Why retail access matters
Companies, of course, are likely to prefer more institutional investors for good reasons. The most important: Institutions and HNIs’ deeper pockets ensure that the pricing can be more aggressive. More importantly, it is easier to address a set of big investors and HNIs, who subscribe to most of the allotment anyway, and explain the virtues of the company. The retail investor, from that perspective, is the unknown element. The advertising has to be heavier, and there is pricing pressure—after all, 35% of the issue is at stake. No wonder, even the government gives a discount to retail investors to ensure more participation, often. Of course, if the retail portion does not get fully subscribed, SEBI can allow transferring it to HNIs and QIBs. Allowing investing in big and dependable companies are small ways to ensure that retail investors are able to create wealth. At the same time, it puts pricing pressure on the issuer, and keeps management on their toes. Reducing their ability to do so will only hamper wealth creation and slow down income equality.

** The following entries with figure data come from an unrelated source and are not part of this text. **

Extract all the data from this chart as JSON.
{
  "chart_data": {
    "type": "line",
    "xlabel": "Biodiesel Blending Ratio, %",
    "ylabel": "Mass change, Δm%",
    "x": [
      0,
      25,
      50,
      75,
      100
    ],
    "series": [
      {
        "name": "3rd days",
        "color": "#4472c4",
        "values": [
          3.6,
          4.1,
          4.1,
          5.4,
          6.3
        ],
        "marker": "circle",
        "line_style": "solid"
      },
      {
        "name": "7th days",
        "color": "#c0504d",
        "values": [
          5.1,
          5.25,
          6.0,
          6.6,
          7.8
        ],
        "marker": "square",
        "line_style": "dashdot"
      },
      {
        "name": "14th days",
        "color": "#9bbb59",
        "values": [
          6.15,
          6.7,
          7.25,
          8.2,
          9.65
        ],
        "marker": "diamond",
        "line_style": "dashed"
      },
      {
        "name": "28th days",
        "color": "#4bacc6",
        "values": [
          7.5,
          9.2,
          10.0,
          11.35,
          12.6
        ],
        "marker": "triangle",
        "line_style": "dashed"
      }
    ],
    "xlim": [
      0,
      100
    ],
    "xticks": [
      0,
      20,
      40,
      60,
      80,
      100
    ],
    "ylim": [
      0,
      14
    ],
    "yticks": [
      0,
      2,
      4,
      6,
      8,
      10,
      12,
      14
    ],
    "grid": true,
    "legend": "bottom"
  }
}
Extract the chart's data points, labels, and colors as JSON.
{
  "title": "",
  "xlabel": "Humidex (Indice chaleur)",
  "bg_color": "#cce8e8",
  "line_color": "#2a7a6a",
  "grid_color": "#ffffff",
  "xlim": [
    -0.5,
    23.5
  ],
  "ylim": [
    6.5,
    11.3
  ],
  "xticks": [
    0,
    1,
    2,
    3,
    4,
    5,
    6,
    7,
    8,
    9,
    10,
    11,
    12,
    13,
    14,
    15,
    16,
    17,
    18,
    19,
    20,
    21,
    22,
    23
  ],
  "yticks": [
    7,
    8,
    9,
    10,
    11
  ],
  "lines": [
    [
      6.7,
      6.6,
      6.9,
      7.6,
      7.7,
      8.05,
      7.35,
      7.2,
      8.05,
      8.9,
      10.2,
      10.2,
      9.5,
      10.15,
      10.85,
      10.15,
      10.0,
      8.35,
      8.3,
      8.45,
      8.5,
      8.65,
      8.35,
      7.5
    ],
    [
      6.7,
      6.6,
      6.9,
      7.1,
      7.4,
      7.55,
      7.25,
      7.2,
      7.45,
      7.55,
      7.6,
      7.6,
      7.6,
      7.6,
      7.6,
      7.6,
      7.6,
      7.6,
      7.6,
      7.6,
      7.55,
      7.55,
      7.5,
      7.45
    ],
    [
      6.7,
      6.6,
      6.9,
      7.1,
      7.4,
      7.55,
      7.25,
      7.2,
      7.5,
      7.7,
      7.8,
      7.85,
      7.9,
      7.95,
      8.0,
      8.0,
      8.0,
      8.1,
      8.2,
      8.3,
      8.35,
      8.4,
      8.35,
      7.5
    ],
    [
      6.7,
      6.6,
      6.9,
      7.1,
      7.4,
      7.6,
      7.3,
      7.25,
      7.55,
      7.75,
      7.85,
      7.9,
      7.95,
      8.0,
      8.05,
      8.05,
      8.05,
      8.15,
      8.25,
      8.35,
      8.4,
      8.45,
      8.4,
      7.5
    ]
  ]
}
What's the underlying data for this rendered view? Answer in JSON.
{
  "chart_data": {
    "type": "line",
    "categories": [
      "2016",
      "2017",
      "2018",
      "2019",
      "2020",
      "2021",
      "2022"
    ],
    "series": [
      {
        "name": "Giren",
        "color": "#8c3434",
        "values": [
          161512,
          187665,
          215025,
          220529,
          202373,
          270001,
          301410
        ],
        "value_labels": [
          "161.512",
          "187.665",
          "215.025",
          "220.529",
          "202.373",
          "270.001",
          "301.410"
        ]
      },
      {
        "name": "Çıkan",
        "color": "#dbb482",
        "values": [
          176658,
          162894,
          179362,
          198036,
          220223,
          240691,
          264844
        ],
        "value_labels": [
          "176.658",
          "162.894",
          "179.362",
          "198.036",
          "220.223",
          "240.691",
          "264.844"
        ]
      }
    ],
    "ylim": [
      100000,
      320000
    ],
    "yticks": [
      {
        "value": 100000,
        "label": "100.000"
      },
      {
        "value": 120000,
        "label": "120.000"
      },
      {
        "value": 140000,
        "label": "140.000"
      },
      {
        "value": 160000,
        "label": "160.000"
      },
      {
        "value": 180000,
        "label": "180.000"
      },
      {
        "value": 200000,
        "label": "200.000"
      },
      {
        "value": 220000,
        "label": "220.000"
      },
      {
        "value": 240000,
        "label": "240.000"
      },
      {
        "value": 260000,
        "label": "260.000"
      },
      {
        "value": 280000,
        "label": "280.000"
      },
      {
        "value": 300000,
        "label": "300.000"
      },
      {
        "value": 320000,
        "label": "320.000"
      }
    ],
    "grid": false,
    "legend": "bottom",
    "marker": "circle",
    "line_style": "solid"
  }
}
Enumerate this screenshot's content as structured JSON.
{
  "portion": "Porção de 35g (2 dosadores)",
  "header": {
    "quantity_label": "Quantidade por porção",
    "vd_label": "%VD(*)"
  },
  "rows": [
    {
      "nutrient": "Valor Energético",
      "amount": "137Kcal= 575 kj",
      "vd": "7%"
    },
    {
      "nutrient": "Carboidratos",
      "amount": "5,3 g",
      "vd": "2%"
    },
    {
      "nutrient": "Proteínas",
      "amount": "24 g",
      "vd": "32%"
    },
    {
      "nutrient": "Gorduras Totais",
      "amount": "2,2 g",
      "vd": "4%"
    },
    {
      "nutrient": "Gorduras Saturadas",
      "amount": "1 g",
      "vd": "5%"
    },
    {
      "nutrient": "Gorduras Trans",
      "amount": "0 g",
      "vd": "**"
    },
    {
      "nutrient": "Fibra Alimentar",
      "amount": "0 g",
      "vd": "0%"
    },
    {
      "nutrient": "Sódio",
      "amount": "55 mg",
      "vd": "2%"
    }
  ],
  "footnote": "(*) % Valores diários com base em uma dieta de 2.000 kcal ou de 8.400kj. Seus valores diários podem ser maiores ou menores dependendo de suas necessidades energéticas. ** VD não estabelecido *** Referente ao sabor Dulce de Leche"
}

The strong pipeline in IPOs—almost Rs 1.8 lakh crore this fiscal—shows that for promoters raising money through equities has become much easier. The larger picture is equally bullish. After over three decades, mutual funds seem to have convinced a bulk of investors that even if the market goes through a correction or turbulence, they need to continue with their systematic investment plans (SIPs). The result: Even during the headwinds caused by US President Donald Trump’s tariffs, retail investors have kept their faith and invested over Rs 27,000 crore through SIPs in June. The proposal to reduce the retail portion comes at a time when the number of unique retail investors in the securities market has trebled to 130 million in the last five years. Keeping most of them away from large IPOs is patently unfair.